I mentioned to the guy at the counter that I was a little worried about brain damage, and he said I could just train Jits if I wanted to. But I guess that was a bad thing for him to say, because that night it just started me thinking: “what the hell, two nemeses for the price of one.” Only much later, as I recover from a double concussion, I learn that he is an MD, a research neurologist at OHSU.

And there you have it. The rest of this story is not about me really, but about a place, an (I find) unbelievable place. Going in I figured they’d probably tell me to train elsewhere. It looked like this outfit, which has an international reputation, was just for the elite. But that’s not what happened. No, not at all. And if I had felt reborn back at the Supreme Athletic Club, that was just a foreshadowing of the rebirth awaiting me at the Straight Blast Gym.

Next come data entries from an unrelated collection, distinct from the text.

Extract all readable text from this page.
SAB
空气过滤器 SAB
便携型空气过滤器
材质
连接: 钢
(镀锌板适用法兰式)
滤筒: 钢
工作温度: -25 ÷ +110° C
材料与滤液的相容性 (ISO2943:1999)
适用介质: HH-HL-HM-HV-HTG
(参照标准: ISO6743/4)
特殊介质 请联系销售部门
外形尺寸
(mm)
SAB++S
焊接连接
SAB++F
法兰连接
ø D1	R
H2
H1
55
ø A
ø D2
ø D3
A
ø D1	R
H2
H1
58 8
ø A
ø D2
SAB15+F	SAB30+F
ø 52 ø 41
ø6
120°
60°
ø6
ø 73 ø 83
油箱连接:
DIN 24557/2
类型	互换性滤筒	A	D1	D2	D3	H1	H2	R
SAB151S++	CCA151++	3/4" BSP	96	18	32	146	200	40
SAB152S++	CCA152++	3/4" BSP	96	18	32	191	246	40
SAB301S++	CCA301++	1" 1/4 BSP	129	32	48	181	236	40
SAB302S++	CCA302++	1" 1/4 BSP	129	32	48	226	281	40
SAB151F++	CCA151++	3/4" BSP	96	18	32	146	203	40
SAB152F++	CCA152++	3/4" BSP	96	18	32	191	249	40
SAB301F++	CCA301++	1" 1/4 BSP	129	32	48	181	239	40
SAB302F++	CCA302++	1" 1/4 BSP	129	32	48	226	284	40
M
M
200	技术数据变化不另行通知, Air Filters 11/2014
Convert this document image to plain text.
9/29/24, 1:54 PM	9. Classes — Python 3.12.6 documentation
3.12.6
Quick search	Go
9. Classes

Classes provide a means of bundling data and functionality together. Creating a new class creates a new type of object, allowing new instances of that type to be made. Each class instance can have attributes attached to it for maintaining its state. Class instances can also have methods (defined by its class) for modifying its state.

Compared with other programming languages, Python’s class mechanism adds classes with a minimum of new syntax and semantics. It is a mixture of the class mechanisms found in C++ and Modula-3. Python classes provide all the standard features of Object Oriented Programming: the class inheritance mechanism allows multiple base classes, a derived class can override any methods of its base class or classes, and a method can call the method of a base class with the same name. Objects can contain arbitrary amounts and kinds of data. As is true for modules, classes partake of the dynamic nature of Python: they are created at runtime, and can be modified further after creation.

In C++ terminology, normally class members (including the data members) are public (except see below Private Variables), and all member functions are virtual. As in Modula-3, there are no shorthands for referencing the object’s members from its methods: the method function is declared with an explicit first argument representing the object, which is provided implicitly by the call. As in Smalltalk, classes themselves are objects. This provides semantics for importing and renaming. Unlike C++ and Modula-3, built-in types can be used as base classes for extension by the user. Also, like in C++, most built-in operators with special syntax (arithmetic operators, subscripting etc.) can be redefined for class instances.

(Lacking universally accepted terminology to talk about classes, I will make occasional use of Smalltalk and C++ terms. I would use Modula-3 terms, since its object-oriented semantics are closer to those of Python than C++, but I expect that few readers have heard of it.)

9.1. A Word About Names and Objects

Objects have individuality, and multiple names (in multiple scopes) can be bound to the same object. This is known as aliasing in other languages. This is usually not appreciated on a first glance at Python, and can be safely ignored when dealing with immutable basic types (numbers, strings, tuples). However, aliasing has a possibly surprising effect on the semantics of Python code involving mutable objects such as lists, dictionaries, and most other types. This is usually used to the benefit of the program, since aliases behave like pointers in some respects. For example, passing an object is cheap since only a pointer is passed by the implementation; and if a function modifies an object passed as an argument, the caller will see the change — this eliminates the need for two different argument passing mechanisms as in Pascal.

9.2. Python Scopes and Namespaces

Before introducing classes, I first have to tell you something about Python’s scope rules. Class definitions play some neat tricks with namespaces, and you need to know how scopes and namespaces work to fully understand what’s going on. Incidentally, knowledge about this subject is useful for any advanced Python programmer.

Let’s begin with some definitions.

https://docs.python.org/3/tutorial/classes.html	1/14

Man, I make the best threads…

On a side note, what tournys do you guys compete in? And where? And how-often?

[quote]GriffinC wrote:
Man, I make the best threads…

On a side note, what tournys do you guys compete in? And where? And how-often? [/quote]

It’s all over the map, depending on who’s training. It goes wherever the individual wants to take it. That’s what it looks like to me, at any rate. I’m not asking for this kind of advice so I’m really not aware whether Matt has some coordinated plan for taking the flag anywhere in particular.

At one time Couture trained at SBG to take and hold the UFC championship, but that was years ago and nowadays he runs his own shop here in town called Quest. From reports, they run more to the former HS wrestler crowd, and folks with “attributes”.

The guy I mentioned in another post, the one with the butterfly closures on his eyebrow, was a professional from Northern Ireland on his way to some large annual pro open MMA thing in Hawaii. Not sure which one. Sorry, I still don’t follow professional competition.

The semi-pro fighters are typically fighting in e.g. FCFF and other such small leagues in cage matches here in town or elsewhere in Oregon, as they decide.

Amateurs enter various elmination tournaments e.g at OSU in Salem. Sorry to be hazy. It’s somewhat off my radar, the only thing I have my eye on is SBG’s own intramural competitions usually held about twice a year. These are called the Gorilla Cup.

When people drop into the Gym from distant places, it often has to do with them wanting to take how we train back home with them, i.e. they are instructors more than competitors. Beyond superb preparation for its athletes in competition, this is the truly remarkable thing the Gym has to offer: its methods of instruction. They are really meant to be all-embracing, something that anyone can use, and are continually refined and improved with contributions and feedback from folks working at all the different SBGi affiliates. I find it’s really wonderful to watch that process, you can see it unfold during the Spring and Fall camps.